Syrian troops continued a bloody crackdown across the country on protesters against President Bashar al-Assad’s regime as the United States reiterated its charge that Assad has lost legitimacy and appealed to the international community to further isolate Damascus.

Activists and witnesses said at least 11 protesters were killed in protests after Friday Prayers.

Five were shot outside the capital, Damascus; one in Homs; another in the central flashpoint city of Hama; two in the northern city of Aleppo; one in Deir el-Zour in the east; and one in the northwestern province of Idlib.

Military raids earlier in the day reportedly killed at least two people.

State-run news agency SANA said two policemen were killed in the Damascus suburb of Douma when they came under fire.

Syrian authorities have barred most independent media from covering the five-month-old protests, making it difficult to verify events and casualty claims.

U.S. Call For Cutoff

The latest violence came despite mounting international pressure on Assad’s regime to end its crackdown.

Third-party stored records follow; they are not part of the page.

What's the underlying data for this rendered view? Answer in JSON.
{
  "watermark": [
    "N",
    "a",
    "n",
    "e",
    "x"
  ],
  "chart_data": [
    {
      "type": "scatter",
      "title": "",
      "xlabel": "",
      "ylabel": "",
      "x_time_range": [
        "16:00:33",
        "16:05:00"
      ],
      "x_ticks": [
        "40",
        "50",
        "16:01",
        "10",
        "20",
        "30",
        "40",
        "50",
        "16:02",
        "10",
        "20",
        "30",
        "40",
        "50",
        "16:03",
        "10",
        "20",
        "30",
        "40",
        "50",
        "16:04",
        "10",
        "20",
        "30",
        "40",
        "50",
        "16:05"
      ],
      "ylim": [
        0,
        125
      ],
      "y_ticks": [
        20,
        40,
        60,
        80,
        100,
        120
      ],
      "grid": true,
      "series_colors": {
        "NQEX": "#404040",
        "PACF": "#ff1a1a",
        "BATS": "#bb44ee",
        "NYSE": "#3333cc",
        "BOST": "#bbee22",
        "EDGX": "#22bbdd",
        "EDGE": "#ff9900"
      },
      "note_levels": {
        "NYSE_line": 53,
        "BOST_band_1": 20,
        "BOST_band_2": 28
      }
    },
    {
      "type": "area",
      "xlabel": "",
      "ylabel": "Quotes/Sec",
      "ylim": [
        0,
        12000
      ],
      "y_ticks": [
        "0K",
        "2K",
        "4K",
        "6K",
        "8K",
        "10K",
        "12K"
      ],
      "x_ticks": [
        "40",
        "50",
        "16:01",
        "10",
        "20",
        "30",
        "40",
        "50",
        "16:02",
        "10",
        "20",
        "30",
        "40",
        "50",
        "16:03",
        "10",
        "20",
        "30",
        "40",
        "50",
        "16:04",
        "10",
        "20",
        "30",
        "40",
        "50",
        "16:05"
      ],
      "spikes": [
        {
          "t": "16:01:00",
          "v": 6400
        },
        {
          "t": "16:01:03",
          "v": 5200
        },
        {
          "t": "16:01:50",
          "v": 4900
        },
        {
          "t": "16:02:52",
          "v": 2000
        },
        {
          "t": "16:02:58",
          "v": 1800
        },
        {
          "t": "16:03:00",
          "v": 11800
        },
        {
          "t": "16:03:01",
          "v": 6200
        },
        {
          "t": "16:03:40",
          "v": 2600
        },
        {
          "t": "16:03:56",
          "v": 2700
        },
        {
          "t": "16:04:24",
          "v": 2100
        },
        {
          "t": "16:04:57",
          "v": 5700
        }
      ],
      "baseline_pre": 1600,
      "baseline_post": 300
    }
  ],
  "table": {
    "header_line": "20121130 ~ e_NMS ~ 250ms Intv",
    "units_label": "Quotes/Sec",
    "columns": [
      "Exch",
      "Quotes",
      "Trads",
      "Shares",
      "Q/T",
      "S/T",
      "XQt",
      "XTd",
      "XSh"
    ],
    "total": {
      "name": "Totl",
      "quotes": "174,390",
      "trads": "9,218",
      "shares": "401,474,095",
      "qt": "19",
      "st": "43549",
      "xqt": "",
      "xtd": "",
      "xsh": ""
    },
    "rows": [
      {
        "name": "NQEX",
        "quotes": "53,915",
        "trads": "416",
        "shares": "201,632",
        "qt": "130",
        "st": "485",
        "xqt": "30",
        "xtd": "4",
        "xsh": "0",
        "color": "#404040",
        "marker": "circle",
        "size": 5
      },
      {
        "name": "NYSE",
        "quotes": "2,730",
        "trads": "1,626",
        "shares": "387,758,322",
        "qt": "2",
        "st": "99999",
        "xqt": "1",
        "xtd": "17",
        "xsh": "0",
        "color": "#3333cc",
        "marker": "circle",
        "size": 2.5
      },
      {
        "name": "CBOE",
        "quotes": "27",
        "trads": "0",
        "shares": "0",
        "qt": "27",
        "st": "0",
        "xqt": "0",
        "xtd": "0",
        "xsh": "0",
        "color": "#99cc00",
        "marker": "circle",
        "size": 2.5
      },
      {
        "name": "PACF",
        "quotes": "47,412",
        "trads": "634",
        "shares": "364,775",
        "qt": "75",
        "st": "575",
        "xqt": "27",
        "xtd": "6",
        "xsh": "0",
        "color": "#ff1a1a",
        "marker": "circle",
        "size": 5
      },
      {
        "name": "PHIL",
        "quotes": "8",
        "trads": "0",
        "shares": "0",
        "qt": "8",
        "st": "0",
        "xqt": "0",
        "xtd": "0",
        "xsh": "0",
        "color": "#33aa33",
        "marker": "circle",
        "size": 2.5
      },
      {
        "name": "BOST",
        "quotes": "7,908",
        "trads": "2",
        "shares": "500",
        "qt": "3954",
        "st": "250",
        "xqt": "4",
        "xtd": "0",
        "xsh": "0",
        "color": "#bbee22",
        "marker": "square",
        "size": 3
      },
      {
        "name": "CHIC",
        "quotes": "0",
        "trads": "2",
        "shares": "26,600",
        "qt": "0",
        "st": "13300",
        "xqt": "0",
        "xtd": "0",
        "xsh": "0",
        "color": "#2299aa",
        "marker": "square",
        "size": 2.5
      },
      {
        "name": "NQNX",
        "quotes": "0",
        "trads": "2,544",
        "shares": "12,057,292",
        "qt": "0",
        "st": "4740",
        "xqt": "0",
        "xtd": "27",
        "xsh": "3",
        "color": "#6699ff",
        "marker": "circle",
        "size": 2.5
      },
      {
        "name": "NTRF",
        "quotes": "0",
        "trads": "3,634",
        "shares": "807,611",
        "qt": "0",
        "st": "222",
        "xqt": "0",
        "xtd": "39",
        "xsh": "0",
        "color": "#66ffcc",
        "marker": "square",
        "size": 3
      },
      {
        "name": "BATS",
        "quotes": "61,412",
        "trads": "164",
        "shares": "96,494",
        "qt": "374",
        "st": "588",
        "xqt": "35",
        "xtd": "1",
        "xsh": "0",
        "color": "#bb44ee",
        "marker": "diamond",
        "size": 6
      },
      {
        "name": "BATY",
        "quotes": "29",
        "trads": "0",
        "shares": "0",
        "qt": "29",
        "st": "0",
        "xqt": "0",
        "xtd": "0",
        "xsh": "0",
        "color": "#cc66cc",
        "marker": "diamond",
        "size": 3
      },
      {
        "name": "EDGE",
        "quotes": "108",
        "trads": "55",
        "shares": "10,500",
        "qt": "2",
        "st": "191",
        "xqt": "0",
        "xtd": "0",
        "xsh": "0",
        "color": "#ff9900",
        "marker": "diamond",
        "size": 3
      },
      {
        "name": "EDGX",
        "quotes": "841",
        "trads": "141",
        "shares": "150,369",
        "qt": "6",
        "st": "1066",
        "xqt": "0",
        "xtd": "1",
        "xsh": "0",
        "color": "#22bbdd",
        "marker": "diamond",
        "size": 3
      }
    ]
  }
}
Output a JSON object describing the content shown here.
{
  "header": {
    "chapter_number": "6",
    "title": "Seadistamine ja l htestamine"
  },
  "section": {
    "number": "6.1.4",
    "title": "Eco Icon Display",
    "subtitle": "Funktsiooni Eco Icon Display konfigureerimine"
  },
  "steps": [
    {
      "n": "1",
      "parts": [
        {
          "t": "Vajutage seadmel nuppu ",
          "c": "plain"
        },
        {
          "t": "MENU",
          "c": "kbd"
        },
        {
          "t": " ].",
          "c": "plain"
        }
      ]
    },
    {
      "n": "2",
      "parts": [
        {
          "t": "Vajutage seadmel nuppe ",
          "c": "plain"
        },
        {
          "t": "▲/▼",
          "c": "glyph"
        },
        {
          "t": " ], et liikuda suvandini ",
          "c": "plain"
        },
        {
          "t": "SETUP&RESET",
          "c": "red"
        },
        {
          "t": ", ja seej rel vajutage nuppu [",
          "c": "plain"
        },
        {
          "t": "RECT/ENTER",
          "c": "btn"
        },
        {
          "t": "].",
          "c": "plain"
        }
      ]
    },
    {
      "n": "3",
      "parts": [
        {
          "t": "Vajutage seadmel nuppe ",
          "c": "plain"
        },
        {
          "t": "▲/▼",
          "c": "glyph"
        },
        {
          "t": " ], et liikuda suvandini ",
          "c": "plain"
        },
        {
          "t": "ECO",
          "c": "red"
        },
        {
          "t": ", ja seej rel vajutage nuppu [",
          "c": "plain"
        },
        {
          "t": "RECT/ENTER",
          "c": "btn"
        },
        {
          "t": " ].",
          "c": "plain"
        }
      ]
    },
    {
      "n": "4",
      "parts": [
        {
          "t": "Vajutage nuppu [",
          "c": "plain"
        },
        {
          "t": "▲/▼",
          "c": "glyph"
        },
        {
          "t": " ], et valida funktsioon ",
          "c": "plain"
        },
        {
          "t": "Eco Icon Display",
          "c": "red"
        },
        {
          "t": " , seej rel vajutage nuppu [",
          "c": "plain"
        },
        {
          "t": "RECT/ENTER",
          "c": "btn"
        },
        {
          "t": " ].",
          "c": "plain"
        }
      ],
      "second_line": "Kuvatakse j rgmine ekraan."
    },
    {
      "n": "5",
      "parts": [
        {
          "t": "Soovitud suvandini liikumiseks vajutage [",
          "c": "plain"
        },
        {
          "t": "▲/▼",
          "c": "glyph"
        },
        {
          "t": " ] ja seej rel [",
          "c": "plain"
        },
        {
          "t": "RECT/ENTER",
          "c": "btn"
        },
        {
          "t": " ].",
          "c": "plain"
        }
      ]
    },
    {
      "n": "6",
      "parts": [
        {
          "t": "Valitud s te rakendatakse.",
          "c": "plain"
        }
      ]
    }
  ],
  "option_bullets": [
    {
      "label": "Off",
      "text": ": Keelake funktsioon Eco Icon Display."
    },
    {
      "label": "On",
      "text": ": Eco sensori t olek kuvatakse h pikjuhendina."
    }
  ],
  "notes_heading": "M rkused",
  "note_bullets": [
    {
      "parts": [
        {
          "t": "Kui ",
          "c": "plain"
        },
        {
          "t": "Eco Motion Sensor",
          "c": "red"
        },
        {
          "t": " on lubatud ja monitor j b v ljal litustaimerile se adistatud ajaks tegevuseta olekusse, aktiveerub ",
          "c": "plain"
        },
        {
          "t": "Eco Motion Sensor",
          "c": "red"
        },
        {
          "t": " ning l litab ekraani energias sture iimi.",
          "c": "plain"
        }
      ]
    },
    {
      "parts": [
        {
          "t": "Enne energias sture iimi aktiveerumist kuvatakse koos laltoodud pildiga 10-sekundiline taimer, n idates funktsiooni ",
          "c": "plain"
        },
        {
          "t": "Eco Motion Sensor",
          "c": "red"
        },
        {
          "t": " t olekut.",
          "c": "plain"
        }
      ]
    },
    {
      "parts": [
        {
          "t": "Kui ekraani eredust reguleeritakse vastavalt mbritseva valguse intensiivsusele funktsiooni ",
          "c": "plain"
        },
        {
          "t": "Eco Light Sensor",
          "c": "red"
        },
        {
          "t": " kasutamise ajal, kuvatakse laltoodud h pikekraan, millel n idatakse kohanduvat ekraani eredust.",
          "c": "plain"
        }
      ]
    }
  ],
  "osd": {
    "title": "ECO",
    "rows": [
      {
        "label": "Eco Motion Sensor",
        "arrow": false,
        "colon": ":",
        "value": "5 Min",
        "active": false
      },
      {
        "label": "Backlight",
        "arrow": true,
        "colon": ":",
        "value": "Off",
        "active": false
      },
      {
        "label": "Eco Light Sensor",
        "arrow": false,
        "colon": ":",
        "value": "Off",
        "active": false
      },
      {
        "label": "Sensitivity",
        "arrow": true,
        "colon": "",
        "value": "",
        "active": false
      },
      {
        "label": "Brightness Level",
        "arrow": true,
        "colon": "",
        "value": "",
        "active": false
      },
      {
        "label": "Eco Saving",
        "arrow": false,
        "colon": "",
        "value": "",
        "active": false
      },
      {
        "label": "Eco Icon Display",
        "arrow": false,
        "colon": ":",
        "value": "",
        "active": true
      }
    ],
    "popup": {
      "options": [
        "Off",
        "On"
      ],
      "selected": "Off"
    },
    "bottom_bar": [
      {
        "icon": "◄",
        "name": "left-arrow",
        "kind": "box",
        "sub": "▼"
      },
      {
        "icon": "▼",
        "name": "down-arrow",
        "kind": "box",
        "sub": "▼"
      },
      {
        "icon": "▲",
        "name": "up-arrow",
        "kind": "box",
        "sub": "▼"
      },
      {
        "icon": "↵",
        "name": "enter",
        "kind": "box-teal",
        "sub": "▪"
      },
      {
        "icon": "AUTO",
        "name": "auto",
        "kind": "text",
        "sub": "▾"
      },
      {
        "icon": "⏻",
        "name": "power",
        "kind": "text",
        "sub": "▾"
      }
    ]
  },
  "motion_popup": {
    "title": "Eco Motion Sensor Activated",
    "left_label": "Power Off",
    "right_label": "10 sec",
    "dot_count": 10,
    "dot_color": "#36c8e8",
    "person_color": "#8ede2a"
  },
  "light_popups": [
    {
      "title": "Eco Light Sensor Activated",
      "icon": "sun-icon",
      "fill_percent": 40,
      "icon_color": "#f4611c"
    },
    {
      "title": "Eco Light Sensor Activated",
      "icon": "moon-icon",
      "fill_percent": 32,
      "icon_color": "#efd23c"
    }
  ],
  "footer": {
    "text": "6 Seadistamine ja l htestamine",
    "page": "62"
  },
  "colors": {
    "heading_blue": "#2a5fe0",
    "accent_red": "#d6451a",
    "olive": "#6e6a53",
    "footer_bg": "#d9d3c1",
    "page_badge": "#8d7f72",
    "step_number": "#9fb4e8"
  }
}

U.S. Secretary of State Hillary Clinton told reporters in Washington on August 12 that Assad’s regime has become illegitimate.

“President Assad has lost the legitimacy to lead and it is clear that Syria would be better off without him,” Clinton said.

Clinton said one of the most effective ways to put pressure on Assad to end the crackdown would be for countries to stop purchasing Syrian oil and natural gas.

The statement appeared intended for China and India, who have continued to buy Syrian energy resources throughout the five months of protests and bloody clampdown in Syria.

Clinton also urged countries supplying weapons to Syria to halt shipments, a message that seemed intended for Russia, the biggest supplier of weapons to Syria.

Turkish news agency Anatolia said President Abdullah Gul had sent a letter to Assad earlier this week warning him not to delay reforms until it is too late.

The letter was delivered by Foreign Minister Ahmet Davutoglu when he visited neighboring Syria and held talks with Assad on August 9.